In the 1630s and 1640s scholars raised in the tradition of mixed mathematics like Mersenne and Riccioli felt inspired by Galileo’s work to conduct ranges of fact-finding experiments directed at measurement in close connection with his laws of falling bodies (pp. 343; 409).

From the late 1640s onward Kircher began to weave a Jesuit synthesis of nature-knowledge from numerous disparate strands (p. 495).

By the 1650s heliocentric common ground between realist-mathematical science and the natural philosophy of kinetic corpuscularianism led to the promotion of heliocentrism in academic circles (p. 396).

In the mid- to late 1650s men like Charleton and Power hoped to make corpuscles distinctly visible. This furthered an outburst of microscopical research in the early 1660s, in the course of which Grew, van Leeuwenhoek, and others adorned carefully observed microscopic phenomena with an arbitrary layer of corpuscles (pp. 385; 454; 503).

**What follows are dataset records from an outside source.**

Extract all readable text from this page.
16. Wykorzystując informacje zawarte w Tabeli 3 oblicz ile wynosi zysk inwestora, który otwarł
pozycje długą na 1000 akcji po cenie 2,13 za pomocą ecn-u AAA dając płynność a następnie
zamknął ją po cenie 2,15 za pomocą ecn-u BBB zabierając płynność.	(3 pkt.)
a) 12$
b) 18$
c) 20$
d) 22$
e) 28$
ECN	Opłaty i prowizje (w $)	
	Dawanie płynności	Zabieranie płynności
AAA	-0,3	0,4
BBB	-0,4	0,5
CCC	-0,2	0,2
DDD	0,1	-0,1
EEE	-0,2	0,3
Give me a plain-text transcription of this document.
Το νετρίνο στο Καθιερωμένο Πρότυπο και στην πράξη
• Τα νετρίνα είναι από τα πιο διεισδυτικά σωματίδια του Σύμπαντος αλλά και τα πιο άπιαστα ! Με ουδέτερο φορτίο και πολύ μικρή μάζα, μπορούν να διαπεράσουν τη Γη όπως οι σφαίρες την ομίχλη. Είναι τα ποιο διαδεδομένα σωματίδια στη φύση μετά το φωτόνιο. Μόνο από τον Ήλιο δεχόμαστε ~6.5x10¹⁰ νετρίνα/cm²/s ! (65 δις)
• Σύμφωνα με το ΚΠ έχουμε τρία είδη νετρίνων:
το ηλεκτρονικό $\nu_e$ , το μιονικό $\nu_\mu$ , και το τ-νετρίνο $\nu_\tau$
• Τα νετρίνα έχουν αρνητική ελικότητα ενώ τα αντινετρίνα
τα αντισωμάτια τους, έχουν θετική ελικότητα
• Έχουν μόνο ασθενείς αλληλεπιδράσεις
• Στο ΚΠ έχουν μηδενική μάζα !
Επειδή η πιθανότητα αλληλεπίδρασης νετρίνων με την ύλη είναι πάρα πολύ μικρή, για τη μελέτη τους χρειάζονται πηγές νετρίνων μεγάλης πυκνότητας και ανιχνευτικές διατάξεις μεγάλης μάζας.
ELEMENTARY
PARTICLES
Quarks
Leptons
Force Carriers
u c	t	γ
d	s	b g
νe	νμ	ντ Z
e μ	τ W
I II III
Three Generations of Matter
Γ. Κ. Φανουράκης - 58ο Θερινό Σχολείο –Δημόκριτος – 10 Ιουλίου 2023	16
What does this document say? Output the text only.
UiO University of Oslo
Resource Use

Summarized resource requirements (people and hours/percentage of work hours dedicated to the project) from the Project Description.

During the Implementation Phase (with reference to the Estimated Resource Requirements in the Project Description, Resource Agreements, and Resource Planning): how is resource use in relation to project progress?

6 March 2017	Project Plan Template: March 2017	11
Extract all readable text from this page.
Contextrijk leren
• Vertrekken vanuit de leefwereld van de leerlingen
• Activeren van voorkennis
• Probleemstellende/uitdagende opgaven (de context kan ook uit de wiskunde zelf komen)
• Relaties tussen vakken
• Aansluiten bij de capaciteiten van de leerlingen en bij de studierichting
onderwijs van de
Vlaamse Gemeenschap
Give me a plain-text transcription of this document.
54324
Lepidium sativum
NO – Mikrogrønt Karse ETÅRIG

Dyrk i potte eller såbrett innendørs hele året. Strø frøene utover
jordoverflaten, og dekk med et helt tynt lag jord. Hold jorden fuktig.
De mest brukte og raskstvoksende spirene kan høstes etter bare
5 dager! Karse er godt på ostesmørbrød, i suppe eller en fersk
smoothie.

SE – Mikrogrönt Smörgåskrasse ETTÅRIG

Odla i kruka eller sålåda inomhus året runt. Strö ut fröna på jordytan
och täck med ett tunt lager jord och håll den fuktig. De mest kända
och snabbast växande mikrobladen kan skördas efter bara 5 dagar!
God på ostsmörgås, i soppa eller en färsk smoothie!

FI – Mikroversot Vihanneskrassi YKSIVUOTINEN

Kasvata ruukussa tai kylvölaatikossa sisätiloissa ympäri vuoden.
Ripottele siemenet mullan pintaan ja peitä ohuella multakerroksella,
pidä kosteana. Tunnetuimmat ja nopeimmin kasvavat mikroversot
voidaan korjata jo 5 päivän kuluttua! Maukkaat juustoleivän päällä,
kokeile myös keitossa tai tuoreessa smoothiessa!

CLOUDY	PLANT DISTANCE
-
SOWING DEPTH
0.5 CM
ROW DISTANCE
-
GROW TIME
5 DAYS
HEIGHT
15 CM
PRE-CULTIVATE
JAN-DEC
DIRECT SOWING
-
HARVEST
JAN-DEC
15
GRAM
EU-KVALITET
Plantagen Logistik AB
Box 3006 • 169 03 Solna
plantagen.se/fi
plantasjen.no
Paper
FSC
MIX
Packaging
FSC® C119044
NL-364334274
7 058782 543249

In the early 1660s Galileo’s assertion of equal descent in free fall was confirmed empirically in the receiver of Boyle’s air pump (p. 461).

In the early 1660s the telescope was turned from a tool of mathematical science into a tool of fact-finding measurement. As one consequence, the ‘grand schema’ of the measure of the universe underwent drastic revision (p. 451).

From its start in the mid-1660s onward, the Académie joined the repetition and empirical correction of mathematical work pioneered by Galileo and his Italian disciples to its efforts at fact-finding experimental research (ch. 10). It also undertook a somewhat covert testing of Cartesian conceptions (p. 497).

In 1670 Borelli invoked geometrical form and the mathematics of fluid equilibrium as ‘external’ checks upon kinetic corpuscularianism (p. 393).

In 1676 Rømer discovered a way to decide empirically what so far had been a natural-philosophical controversy over whether the velocity of light is finite or infinite (p. 453).

In the 1680s a prolonged controversy on the Reno between two mathematical scientists and their Jesuit, ‘mixed-mathematics’ opponents was alleviated by some cautious rapprochement (p. 312).

In the early 1690s Huygens’ electrical experiments were stimulated by a Cartesian conception of whirlpools (p. 464).